- Created a tool that estimates car prices (MAE ~ ₦ 1.8M) to help sellers and buyers know what to pay for and sell.
- Scraped over 2,000 car descriptions from cars45 and autochek.africa using Python and Playwright.
- Performed exploratory data analysis to gather insights on car prices, trends, and popularity in the region.
- Optimized Ridge, Decision Tree, and Random Forest Regressors using GridsearchCV to reach the best model.
- Created external Tableau dashboard for visualization.
- Built a client facing web application using Flask.
Because the data was scraped from multiple sources, extensive data cleaning and preparation was required, which includes the following:
- Removed brackets and commas from all features that used them.
- Price numeric data was parsed.
- Colors were standardized, and multiple colors were renamed to be one.
- Brand and Model were parsed, formatted, and standardized to be the same across all sources.
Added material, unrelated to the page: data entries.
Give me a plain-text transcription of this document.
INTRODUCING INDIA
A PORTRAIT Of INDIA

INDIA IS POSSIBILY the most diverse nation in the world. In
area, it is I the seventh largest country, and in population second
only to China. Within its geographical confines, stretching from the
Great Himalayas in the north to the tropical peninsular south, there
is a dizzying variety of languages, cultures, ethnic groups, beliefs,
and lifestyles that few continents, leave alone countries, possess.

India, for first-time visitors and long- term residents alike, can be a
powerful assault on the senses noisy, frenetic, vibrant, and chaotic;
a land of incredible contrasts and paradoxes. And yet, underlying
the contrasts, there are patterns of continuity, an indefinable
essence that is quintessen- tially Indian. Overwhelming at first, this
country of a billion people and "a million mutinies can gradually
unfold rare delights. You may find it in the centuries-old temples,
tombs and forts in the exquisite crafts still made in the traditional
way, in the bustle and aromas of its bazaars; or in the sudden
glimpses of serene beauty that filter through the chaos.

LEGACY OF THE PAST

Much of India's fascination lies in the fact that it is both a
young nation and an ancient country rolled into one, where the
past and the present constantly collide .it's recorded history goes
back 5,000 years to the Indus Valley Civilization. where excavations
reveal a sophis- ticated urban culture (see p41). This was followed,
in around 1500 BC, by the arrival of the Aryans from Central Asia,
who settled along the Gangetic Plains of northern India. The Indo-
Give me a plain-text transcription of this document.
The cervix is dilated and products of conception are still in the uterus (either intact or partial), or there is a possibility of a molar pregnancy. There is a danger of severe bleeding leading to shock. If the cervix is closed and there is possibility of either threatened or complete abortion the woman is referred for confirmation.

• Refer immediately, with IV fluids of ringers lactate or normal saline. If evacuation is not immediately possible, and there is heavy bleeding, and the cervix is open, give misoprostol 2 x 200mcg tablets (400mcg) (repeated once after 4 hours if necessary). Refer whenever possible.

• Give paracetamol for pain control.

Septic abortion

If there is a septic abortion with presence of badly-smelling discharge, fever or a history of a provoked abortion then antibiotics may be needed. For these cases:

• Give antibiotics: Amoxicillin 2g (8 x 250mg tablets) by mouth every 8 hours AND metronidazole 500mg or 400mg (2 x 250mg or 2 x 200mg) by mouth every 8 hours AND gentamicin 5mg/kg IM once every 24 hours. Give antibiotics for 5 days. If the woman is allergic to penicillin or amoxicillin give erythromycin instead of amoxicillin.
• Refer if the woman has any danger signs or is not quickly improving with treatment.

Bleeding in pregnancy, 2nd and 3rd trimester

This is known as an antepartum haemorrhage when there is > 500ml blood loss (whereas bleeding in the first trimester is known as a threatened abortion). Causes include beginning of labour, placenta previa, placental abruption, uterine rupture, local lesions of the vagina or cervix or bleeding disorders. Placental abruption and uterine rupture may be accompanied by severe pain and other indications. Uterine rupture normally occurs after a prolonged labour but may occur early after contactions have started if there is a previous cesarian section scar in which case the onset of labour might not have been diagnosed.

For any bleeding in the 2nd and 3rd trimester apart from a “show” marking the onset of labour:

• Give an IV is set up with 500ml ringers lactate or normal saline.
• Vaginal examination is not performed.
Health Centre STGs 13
- Several outliers were removed, and engine capacity was standardized at milliliters. e.t.c
For the Exploratory Analysis, various factors and trends affecting car prices in the region were investigated, as well as questions such as the popularity of brands and models.
Firstly, due to the sheer numbers of car models and brands present, target mean encoding was used to encode them, while for the remaining categorical features, ordinal and one hot encoding was used as required.
Three different models were created and evaluated using Mean Absolute Error.
The Random Forest model far outperformed the other approaches on the test and validation sets.
Random Forest : MAE = 1.8M
Decision Tree: MAE = 2.0M
Ridge Regression: MAE = 2.2M
This step involved creating a Flask web application and API that was hosted on a local webserver. Users can enter and submit information about the vehicle they want to estimate, and the application will return the estimated price.